At the same time, detailed mandates and scripts on exactly how teachers must use AI tools will inevitably backfire. Teachers are learning designers, not solely implementers. Allow creativity, discretion, and autonomy. The most exciting applications of AI in the classroom may emerge organically from empowered teachers, not administrations. Provide rich support structures, then trust teachers.
3. Focus on Human-Centered Learning
For all the promise of AI, learning remains fundamentally a human experience. The interpersonal relationships between student and teacher, and amongst peers, underpin the classroom environment. The most worthwhile applications of AI in education will enhance these relationships, not sideline them. Leaders should think of AI as tools to enable greater teacher attention and personalization, rather than as standalone solutions.
Technology should enable positive human learning experiences. John Dewey explained that education is a deeply human process of active inquiry and knowledge construction. Tools like AI can facilitate elements of that process, but the human experience must remain the organizing center.

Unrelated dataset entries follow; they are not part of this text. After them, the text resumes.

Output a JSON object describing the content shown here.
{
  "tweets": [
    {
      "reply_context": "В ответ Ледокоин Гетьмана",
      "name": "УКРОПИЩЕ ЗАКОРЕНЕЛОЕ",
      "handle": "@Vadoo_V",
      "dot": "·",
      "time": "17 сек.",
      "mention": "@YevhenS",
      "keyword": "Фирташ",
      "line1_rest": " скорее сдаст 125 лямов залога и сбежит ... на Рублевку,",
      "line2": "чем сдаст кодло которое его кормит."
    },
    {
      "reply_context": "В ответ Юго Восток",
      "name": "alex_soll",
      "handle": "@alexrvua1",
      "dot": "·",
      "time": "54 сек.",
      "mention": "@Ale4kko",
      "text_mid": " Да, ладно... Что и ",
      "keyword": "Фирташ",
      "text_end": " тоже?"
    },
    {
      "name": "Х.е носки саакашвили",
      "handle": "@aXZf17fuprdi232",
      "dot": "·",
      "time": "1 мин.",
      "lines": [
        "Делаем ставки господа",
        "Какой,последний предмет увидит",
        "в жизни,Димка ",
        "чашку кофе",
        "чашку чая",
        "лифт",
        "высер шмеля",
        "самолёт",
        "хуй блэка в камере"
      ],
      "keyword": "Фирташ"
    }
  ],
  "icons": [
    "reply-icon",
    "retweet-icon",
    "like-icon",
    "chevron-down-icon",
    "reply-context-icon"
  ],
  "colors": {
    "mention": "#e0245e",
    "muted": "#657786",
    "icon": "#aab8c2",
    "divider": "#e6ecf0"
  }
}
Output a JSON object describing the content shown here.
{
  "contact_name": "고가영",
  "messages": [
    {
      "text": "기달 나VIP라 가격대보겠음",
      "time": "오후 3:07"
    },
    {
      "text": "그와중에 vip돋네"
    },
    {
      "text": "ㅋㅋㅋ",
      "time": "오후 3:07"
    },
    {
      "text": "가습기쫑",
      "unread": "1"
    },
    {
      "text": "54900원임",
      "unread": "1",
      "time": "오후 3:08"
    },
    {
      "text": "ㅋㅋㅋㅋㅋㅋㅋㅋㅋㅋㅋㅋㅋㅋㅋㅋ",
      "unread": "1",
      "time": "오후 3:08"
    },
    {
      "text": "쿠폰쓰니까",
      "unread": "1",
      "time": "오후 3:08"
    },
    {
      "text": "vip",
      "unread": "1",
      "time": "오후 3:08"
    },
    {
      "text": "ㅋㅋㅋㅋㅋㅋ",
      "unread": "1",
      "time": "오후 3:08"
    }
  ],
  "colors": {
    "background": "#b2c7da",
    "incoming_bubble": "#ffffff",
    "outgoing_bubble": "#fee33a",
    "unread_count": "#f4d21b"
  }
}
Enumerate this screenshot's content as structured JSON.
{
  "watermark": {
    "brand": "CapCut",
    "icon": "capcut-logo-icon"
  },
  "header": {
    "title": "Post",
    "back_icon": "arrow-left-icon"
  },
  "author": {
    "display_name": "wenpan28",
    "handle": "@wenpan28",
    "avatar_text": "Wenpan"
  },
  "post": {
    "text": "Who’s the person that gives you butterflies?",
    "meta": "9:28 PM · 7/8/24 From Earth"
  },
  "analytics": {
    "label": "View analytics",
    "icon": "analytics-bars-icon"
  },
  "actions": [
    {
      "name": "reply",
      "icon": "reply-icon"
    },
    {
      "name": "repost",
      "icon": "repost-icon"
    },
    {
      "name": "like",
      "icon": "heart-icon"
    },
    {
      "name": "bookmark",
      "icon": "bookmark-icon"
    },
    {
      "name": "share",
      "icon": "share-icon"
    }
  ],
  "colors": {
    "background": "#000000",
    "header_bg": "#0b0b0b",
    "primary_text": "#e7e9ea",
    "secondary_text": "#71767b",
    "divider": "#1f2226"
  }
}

Deci & Ryan’s self-determination theory underscores that human relationships and agency drive engagement and motivation. Technologies like AI should aim to enrich personalized human interactions - not isolate students. Maintain learner autonomy and community according to constructivist principles.
For example, chatbots might provide personalized vocabulary practice through conversational interfaces. But well-designed dialogue, captivating storylines and thoughtful feedback matter more than the AI component itself. Keep the focus on optimal interactions between teachers and students. Use AI to enhance, not replace, human presence.
In a nutshell
The key to riding each wave of new educational technology has been integrating it thoughtfully based on learning sciences and an appreciation of irreplaceable human elements. Rather than fixating on which AI applications to adopt, focus first on designing optimal learning experiences between teachers and students. Determine core objectives, then consider how AI tools can support those experiences in cost-effective, scalable ways. Keep the human learning experience at the center, not the technology.